Il faut aussi que les nouveaux soldats apprennent des maîtres d’armes l’exercice qu’on nomme le maniement des armes, et dont on fait encore quelque usage tous les jours, l’expérience démontre qu’on tire plus de service, dans les batailles, des soldats qui savent l’escrime que des autres. Les anciens étaient si persuadés de l’utilité de cet exercice, qu’ils, donnaient double ration aux maîtres d’armes. Les soldats qui n’avaient pas bien profité des leçons recevaient leur ration en orge, et on ne la leur rendait en blé que lorsqu’ils avaient fait preuve de leur capacité, en présence des tribuns et des autres officiers de la légion.

Rien n’affermit davantage le bonheur et la gloire d’un état, qu’un grand nombre de militaires bien instruits ; ce ne sont pas en effet des habillemens chargés d’or, d’argent, de pierreries, qui nous feront respecter ou rechercher de nos ennemis, c’est là terreur de nos armes.

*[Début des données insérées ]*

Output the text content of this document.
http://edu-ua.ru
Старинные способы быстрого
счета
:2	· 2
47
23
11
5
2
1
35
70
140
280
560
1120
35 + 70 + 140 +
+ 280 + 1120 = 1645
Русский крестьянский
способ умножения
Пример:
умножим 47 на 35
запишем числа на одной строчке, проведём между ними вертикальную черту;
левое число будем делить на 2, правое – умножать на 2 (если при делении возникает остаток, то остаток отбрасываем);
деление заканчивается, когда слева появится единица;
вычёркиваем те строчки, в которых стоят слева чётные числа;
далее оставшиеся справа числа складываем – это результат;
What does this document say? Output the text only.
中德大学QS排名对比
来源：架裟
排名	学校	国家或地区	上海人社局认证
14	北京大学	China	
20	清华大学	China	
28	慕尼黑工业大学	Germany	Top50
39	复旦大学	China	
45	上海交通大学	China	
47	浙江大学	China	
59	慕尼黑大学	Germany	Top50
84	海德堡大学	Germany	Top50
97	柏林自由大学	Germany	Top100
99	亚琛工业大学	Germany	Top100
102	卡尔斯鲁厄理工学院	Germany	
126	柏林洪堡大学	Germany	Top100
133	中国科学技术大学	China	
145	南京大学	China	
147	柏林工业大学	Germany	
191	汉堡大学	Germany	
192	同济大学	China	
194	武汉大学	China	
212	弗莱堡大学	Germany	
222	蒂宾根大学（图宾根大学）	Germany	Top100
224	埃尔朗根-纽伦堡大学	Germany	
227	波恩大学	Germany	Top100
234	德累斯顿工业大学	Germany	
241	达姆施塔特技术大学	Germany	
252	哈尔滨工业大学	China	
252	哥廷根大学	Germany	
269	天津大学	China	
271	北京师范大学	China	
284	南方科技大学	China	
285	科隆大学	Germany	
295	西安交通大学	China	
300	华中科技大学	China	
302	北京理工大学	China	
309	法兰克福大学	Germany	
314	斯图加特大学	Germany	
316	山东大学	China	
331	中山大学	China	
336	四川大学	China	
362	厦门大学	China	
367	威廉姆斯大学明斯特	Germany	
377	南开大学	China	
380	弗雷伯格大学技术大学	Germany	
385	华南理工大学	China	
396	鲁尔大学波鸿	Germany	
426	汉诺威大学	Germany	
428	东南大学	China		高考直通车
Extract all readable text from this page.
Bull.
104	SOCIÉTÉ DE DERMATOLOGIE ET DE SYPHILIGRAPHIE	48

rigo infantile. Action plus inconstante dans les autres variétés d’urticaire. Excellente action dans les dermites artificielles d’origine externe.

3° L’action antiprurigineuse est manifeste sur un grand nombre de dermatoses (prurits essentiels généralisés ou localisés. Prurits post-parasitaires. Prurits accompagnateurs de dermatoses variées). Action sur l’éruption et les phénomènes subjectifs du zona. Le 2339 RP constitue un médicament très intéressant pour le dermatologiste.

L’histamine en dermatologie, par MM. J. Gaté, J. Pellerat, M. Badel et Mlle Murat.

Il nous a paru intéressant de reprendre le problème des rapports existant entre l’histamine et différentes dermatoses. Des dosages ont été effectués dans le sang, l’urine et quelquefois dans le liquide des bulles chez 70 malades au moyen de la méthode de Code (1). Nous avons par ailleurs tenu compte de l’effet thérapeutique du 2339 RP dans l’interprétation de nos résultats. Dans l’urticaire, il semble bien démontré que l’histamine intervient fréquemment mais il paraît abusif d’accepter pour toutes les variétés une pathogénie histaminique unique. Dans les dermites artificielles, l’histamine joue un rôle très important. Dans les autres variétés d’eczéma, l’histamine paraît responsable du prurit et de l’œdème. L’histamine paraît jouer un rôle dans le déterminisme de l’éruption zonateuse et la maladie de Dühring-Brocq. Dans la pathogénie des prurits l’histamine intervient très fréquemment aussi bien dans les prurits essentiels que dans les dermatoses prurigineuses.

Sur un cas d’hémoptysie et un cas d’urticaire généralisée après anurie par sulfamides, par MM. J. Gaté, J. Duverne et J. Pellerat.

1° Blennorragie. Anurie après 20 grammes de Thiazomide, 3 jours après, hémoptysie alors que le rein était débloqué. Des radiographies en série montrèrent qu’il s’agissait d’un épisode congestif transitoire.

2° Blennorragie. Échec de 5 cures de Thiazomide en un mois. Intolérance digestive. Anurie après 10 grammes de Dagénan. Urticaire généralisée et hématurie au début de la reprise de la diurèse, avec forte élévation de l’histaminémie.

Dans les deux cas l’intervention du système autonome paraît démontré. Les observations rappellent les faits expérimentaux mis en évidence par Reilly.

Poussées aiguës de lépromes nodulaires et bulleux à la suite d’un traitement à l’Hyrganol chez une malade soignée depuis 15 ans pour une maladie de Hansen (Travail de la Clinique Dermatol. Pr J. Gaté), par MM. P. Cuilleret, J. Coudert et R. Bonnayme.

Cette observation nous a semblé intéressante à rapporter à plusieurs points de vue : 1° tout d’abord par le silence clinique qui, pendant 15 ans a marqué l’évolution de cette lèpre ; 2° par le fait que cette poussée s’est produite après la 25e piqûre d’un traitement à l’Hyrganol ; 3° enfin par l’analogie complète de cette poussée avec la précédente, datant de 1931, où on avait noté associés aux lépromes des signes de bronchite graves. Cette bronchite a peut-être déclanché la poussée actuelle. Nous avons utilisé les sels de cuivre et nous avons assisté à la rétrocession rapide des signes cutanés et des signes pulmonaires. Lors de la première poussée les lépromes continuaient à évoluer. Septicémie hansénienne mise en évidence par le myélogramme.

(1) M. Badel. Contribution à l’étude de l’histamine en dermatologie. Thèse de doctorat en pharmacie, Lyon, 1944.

En beaucoup d’occasions, dit Caton, les fautes sont réparables ; mais à la guerre, la punition les suit de trop près pour qu’on ait le temps de les réparer. Une partie de ceux qui ont manqué de courage, ou qui n’ont pas su se battre demeurent sur le champ de bataille, et les autres, une fois épouvantés, ne se croient plus dignes de disputer la victoire à leurs vainqueurs.